Now, some thoughts for the day:

  1. A kitchen without cheese is a sham.
  2. The sun should think twice about melting the lovely stuff that protects me from classes.
  3. If you ever create a monster from re-animated corpses, it is better to just face the issue rather than hide under the covers or run away for two years.

Cheers m’dears.

3 thoughts on “Should be beautiful this time of year in Tulsa, all that snow and everything…”

  1. Ms McAuliffe:

    I find your argument about the importance of works of culture (like Austen’s novels) to be pretty persuasive. But I’m also not so sure that you’re all that far from Arendt’s own position. Her demand that authentic art have some sense of permanence feels pretty close to your notion of the “durability” of Austen. Where you two might differ, I think, is in your belief about the role of past culture in the innovative moment of the present. Arendt seems to distrust this: she thinks it will end up in dumbing down the past. You are far more sympathetic to the move, it seems, because the possibilities for taking the past and renewing it through adaption is potentially exciting. Again, I would put myself closer to the second position (if that is indeed your own) but maybe there is still a way to reconcile the two. It depends, as you point out, on how we go about appropriating the past, and what we think we’re doing with it. There is a way to use our cultural heritage to simply establish our cultural bona fides. This is what I see someone like James Cameron doing. But there is also a way in which we can take up the past and truly engage with its claims, and perhaps use those claims to challenge our own preconceptions. That would be a more interesting approach, I think, and one, again, where you and Arendt might find some common ground.

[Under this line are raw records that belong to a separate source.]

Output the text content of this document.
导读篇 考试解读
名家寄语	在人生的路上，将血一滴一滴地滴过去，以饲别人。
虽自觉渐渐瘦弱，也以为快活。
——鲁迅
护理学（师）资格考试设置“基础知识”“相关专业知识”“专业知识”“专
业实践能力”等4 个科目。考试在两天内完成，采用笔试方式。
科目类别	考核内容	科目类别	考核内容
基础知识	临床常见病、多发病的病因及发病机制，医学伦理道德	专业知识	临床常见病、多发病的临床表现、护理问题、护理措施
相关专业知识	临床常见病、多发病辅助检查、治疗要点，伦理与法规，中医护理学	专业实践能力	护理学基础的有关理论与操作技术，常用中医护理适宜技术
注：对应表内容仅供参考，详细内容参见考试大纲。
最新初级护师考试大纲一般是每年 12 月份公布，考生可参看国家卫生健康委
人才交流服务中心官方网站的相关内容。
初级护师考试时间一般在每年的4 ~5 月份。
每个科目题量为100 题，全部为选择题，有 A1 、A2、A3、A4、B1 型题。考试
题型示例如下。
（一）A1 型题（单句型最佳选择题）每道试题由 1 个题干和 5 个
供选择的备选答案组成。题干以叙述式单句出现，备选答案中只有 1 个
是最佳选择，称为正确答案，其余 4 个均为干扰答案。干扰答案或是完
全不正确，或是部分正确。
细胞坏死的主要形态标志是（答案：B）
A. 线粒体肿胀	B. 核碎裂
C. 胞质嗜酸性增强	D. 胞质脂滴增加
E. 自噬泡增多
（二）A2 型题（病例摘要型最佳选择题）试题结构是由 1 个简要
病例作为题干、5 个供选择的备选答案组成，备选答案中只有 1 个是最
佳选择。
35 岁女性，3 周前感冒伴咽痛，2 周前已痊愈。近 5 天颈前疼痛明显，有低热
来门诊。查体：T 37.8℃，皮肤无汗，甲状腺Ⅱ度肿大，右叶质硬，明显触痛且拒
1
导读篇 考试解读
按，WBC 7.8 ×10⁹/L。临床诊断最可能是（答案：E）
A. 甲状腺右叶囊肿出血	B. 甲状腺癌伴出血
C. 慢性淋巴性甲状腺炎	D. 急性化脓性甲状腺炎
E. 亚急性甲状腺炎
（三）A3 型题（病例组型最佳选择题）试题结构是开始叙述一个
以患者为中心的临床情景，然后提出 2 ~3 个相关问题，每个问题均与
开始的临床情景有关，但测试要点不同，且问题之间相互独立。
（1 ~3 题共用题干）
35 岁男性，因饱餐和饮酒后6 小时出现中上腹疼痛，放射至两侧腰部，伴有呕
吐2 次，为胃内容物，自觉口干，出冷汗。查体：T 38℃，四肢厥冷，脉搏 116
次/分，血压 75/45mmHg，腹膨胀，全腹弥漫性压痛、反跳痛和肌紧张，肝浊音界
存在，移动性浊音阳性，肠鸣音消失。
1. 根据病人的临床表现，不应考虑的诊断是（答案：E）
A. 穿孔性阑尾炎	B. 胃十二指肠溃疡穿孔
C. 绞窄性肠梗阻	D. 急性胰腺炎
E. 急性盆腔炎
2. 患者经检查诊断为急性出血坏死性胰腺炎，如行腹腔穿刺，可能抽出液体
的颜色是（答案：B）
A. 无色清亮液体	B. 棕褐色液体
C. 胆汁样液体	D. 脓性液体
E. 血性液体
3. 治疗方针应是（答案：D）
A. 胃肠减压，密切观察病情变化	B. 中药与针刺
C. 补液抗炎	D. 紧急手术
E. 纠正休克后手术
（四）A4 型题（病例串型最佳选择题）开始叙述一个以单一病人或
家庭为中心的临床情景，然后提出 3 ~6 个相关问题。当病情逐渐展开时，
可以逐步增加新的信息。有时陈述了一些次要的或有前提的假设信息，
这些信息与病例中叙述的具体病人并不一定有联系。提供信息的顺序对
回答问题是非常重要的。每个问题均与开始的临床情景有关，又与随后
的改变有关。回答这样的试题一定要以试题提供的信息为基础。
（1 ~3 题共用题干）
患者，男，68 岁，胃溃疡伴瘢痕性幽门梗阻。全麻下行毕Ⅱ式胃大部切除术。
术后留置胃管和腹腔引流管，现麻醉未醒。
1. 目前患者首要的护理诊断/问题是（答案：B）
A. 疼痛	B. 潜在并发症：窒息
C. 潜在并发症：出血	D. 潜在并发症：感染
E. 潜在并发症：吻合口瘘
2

  2. I’m glad you posted these thoughts after the discussion, because I was feeling pretty similar in a lot of ways. I understand Arendt’s fears of adaptations, but many adaptations are what make art long lasting. Would I have read Victor Hugo’s Hunchback of Notre Dame if I hadn’t seen the Disney movie? Probably not. Yes, there are people who enjoy the “dumbed down” versions and call themselves cultured, but there are also people who enjoy those versions and take that interest back to the source. Of course, I too have been guilty of accusing adaptations of “ruining” art, but you can’t be a real honors student if you’re not pretentious at one point or another.

    I also really like your opinions of consumption of art and entertainment. I was really bothered by the example of Shakespeare as well. In their original performances, they were certainly consumed by low class, drunken audiences. Yet now they stand as a high point of theatrical art. Is appreciating any kind of art not a way of consuming it?

  3. I find your description of the spectrum ranging from art to entertainment and all degrees between the two designations to be very accurate and intriguing. However, the more I think contemplate this “spectrum,” the more questions I have. Obviously, over time, a certain work’s place on the spectrum has the potential to shift.

    At some point in time, Shakespeare’s works shifted from being looked on as a form of entertainment to being a work of art. But, when did this happen? When was the spectrum altered, recalibrated? Does this shifting occur with every generation? Or when the meaning of “society” is redefined? Or…

    I am reminded of discussions in high school AP English over what could be classified as literature. While discussions and citations of Shakespeare and Dickens were encouraged, examples from Harry Potter and Twilight were frowned upon. But, when exactly did Shakespeare become a classic?